1+1=3

1+1=3

Friday, May 30, 2014

Experiential Experiment


Everyone wants to be certified.  If you're certified, you're bonafide.  If you are bonafide, your value is amplified.

In order to get certified you could spend all kinds of time and effort studying, or you could find a boot camp and cram.  Well, in 2005 I was in the latter group.  I packed my bags and headed to Schaumburg, Illinois for a week-long Cisco boot camp in the hopes of being CCDA certified.

The classroom lessons packed tons of information into a tight period, and we all went back to our hotel rooms each night with homework to complete before the next day. Maybe you remember those ads where General Mills asked, "How do they cram all that graham?"  I was asking how we crammed all that test prep.

Friday came and we took the CCDA exam, which had to be in an official test facility with a live proctor.  And you can stop holding your breath, I'm pleased to say
I passed the test.  It was a big relief and those four letters looked great on the old resume, too.

However, there was just one little issue: I was a salesguy and not a network design engineer.  I suppose it was helpful to understand how the pieces fit into an effective network design since it allowed me to better understand the potential needs of my clients as well as to uncover latent needs within my prospects.  But as much as it helped, I wasn't actually making design recommendations or building networks.  My engineers did that work, so my highly vaunted CCDA skills atrophied.
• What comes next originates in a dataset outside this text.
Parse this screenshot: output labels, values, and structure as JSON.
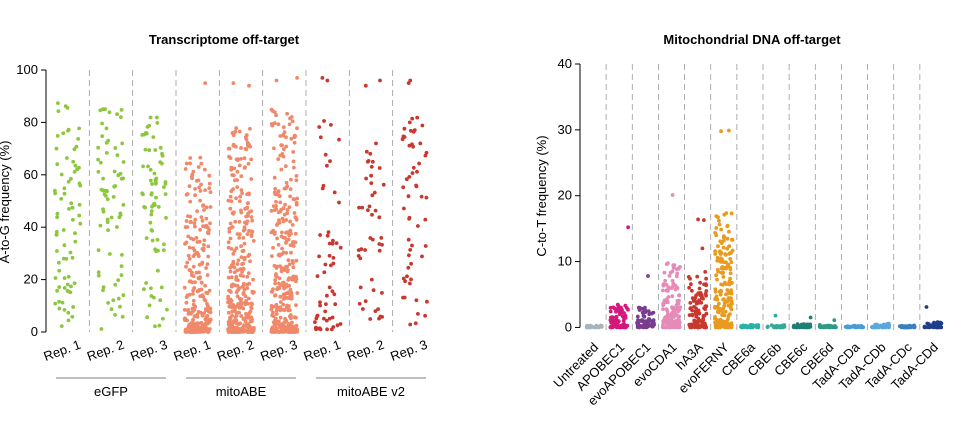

It's the same exact thing with partnerships.  It happens in the early stages with onboarding before sales are closing.  It happens later on with new initiatives and new offerings.  It even happens in more mature partnerships when assumptions can start to rear their ugly heads.

All of this begs the question, "How can we reduce this atrophy and increase meaningful engagement?"  The fact is that if we cannot move our knowledge from our brains to our hands and feet we'll never gain mastery over the information and our mental skills will erode.

There have been a lot of studies done in this area over the past 50 years or so that show we understand better and gain greater proficiency when we engage in an activity.  We learn by seeing, hearing, writing, etc.  We learn even better when we combine these activities, according to the NTL Institute for Applied Behavioral Science.  And, although the actual statistics they use are debated the fact remains that the best way to learn and retain information is by combining forms of training, including experiential learning.

And, as we often do here at FusingFocus, instead of just talking about it I want to give you some practical applications to think about and to integrate into your alliances.  Here we go:

1. Onboarding - Onboarding programs for new partners often focus on product training and possibly some sort of sales enablement.  The problem with this, as previously mentioned, is that if you don't have any immediate sales closing the partner won't use their product training or brand new implementation skills.  If you don't use it, you lose it.  To remedy this situation there are a few things you can do:
  • Create cross-sell opportunities in existing customer base.  This assumes you are comfortable exposing your existing clientele to the partner, which may or may not be the case.
  • Focus on smaller solutions or less expensive products to generate sales faster.  Grab that low hanging fruit and get smaller chunks of experience.  The experience won't have great impact, but going through the motions with develop better understanding for the partner, even with small deals.
  • Share existing opportunities that are already in process, thereby generating faster time to ramp and greater self-sufficiency within the partner team.  The long term impact will greatly outstrip any short term costs from sharing the business.

2. Enablement - Product training rapidly dissipates if it isn't used.  Technical training has got to be interlaced between experiential learning, even if it means you do some "ridealongs" on implementation opportunities where the new partner was not initially involved.  Getting them some hands on learning or just knowledge transfer alone will cement their classroom training and get them to an acceptable level of proficiency quicker than any other method.  My recommended strategy is four steps:
  1. Audit - The partner audits a project.
  2. Share - The partner takes on a level of service with a second project.  This can be grunt work or some manner of low-level services, but the point is that they are getting their hands dirty.
  3. Project Management - By the time the third project rolls around, the partner has seen enough that they are able to perform all of the needed services in conjunction with oversight from your project managers.
  4. Self-Sufficiency - At this point they can hold their own and manage their own projects, which should bear much fruit in the partnership going forward.

3. New Initiatives - When engaging a partner in a new initiative you need to use some of the same tactics, but you've got to integrate a vastly greater degree of trust and respect.  If you have had success in the past and the partner has proven themselves to be a capable and valuable partner, then you have to treat them as such.  Go through your proven methodology, but acknowledge the value of the partner along the way.  However, as you proceed do not make assumptions.  Work the methodology.

It all boils down to experiential learning since knowledge alone disintegrates very quickly.  An experiential experiment that will pay huge dividends for your business alliances.